Both sexes are similar. However, males are generally more slender than the females, who become noticeably fat when full of eggs. Males also may show a red color around the barbels.
The mouth of the Yo Yo loach points downward, and sports four pair of barbels. When excited it's coloration can fade out, and it is not unusual for it to play dead, much like it's cousin the Clown loach. The Yo Yo has great character, and has been known to recognize, and become excited, when seeing it's owner.
Another interesting behavior exhibited by the Yo Yo loach, is the clicking sound it makes when feeding on the surface. It does so by swallowing air and forcing it through the gills.
The Yo Yo loach hails from still waters in India and Pakistan, and prefers warm, soft, acidic water. Perform frequent water changes, and keep the lighting subdued.
Keep a shoal of at least three, preferably more. Do not keep them with large or aggressive tankmates. Other small catfish, or small peaceful fish are suitable companions for Yo Yos. Provide them with plenty of places to hide, preferably ones that are not too roomy, as they prefer snug fitting places.

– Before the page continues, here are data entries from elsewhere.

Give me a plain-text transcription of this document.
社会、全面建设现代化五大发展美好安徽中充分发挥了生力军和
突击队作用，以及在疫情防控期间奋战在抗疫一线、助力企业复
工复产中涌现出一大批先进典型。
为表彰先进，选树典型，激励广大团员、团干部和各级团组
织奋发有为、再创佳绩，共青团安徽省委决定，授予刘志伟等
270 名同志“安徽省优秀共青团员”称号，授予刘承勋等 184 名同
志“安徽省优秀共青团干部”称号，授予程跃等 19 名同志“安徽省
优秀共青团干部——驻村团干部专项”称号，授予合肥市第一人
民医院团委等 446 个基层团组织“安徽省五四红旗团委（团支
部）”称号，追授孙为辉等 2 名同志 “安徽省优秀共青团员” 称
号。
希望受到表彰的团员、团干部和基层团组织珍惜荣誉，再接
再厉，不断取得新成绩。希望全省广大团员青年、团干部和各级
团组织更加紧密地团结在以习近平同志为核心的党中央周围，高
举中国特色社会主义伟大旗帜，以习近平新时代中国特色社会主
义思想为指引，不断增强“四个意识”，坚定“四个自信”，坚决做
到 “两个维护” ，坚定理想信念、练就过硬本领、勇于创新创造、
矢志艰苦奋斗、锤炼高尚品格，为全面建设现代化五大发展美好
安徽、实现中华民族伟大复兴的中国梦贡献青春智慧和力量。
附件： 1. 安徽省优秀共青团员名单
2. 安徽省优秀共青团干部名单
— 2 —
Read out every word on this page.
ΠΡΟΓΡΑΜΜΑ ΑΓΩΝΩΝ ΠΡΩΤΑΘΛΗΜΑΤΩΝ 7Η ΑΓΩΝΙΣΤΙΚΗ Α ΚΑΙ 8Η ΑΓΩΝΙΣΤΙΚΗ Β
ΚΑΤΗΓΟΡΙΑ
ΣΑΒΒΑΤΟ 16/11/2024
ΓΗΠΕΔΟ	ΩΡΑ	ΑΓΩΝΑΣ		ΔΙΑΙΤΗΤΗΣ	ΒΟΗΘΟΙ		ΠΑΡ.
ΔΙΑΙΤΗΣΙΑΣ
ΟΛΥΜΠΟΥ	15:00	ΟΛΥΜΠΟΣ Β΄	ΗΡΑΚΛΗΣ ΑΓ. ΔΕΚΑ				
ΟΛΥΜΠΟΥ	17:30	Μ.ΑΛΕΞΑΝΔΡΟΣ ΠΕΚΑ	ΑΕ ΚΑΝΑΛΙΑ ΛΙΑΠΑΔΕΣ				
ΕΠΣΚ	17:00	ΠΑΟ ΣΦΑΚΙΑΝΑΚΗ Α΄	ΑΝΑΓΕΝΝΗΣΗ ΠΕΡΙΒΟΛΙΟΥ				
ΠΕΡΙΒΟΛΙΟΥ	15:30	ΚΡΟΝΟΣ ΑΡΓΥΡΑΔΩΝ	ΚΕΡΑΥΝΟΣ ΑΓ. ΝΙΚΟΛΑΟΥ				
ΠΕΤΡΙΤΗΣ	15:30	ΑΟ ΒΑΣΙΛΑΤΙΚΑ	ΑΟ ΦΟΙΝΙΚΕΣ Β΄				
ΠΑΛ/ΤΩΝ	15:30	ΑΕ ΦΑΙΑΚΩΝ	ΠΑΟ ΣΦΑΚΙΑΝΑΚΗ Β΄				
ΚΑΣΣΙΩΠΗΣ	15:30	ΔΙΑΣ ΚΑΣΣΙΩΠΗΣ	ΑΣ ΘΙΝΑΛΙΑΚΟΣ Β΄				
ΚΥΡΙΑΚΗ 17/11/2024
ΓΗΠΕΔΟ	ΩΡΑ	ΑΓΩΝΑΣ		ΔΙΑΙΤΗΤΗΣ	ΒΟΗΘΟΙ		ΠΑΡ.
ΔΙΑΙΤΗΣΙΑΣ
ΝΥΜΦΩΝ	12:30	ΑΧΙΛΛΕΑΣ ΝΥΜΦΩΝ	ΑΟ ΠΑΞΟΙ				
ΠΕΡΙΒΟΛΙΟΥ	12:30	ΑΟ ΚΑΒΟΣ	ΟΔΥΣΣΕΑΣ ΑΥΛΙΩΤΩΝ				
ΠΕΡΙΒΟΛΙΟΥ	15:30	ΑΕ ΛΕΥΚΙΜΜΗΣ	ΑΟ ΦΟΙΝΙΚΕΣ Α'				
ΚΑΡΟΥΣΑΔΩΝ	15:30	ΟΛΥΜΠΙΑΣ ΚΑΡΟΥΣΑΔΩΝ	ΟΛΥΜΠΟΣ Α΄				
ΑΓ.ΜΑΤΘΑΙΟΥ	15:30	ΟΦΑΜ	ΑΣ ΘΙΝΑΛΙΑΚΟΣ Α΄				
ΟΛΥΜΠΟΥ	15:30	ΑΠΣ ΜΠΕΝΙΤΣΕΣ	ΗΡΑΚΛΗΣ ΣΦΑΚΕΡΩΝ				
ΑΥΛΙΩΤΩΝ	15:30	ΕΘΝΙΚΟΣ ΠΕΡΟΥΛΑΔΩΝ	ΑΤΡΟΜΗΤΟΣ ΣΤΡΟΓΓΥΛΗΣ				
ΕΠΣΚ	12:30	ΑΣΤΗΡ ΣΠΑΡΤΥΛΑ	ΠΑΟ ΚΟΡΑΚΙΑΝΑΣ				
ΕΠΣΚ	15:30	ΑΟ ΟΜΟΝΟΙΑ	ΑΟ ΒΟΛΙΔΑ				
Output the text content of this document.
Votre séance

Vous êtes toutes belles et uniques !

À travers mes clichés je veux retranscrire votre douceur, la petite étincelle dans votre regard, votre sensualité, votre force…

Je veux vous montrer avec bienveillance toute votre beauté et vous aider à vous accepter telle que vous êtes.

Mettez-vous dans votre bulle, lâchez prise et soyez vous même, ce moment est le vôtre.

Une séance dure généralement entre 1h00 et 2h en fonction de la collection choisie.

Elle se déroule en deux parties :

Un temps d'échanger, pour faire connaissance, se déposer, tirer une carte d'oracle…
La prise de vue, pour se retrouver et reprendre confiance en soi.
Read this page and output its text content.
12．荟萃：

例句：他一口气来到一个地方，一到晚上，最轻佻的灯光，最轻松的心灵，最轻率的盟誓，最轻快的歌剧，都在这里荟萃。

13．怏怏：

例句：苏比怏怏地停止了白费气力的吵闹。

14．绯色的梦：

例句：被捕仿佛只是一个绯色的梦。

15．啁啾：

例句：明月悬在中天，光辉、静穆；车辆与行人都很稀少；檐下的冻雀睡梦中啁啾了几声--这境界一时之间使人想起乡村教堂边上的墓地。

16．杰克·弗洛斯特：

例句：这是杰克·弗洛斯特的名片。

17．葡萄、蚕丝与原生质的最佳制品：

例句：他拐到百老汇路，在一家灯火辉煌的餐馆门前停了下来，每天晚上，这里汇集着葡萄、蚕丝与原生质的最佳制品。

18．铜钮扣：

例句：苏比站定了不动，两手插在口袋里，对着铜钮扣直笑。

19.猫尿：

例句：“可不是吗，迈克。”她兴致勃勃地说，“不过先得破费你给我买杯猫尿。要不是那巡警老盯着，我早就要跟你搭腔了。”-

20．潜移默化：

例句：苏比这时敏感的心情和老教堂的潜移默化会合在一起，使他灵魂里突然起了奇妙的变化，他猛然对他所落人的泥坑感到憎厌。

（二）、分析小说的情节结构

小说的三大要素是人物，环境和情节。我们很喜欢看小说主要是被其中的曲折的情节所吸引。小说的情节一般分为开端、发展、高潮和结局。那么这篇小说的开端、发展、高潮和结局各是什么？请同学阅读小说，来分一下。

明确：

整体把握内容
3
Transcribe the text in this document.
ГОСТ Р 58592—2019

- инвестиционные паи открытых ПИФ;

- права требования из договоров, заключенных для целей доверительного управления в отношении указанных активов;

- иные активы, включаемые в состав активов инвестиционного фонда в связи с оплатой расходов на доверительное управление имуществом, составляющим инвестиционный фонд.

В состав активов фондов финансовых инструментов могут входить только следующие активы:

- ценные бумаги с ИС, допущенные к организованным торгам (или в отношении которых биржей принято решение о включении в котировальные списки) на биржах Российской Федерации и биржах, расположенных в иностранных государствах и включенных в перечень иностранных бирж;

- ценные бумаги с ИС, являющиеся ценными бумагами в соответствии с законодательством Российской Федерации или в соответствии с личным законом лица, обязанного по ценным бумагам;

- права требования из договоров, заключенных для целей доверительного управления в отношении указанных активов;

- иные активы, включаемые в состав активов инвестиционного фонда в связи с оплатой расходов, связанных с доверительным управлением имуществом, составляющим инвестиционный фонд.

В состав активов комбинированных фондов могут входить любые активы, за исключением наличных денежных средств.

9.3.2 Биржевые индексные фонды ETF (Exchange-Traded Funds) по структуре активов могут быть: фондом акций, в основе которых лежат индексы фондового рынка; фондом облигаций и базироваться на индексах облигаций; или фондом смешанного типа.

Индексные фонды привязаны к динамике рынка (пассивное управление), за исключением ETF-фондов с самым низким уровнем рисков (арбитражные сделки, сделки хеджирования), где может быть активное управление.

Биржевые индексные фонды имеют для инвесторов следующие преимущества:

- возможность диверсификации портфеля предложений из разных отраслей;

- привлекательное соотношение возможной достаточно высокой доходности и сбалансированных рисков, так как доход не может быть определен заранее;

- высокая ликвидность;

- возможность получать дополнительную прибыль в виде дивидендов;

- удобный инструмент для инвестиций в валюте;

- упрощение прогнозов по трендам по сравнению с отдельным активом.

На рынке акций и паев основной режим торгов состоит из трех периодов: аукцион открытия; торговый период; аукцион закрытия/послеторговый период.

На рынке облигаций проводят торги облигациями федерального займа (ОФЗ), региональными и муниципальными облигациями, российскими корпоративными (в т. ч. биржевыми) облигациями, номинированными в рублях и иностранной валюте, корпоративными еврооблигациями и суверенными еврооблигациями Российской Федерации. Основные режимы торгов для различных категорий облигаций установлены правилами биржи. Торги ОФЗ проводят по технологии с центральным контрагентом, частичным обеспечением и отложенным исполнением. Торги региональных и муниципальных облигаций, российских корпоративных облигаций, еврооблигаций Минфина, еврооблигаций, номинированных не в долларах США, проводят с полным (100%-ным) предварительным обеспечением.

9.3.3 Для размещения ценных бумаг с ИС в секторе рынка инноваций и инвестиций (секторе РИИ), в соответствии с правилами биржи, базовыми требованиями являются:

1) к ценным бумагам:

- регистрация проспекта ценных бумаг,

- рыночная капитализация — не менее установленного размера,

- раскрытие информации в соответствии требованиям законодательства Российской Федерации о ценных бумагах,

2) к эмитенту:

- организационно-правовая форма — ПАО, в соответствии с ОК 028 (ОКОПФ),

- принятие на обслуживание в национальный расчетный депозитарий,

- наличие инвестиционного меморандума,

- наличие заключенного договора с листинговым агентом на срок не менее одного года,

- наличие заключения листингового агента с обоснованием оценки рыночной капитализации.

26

When first introduced to the tank, Yo Yos are nervous and may hide. Once acclimated, they will spend more time in the open. They are most active at night, and enjoy borrowing into the substrate. If you think you are missing one, don't be supervised if you find it hiding in the gravel
Yoyo loaches are easy to feed. They'll eat almost anything they are offered, from flake to frozen to freeze dried foods. A few sinking pellets fed just before turning the lights out, will quickly be devoured.
They are peculiarly fond of live foods, and will gorge themselves on bloodworms and brine shrimp. They also will consume any snails they find in the tank, sucking them right out of their shells. To maintain good health, provide a variety of foods.
Although they have not been bred in captivity, it is not unusual for mature females to fill with eggs.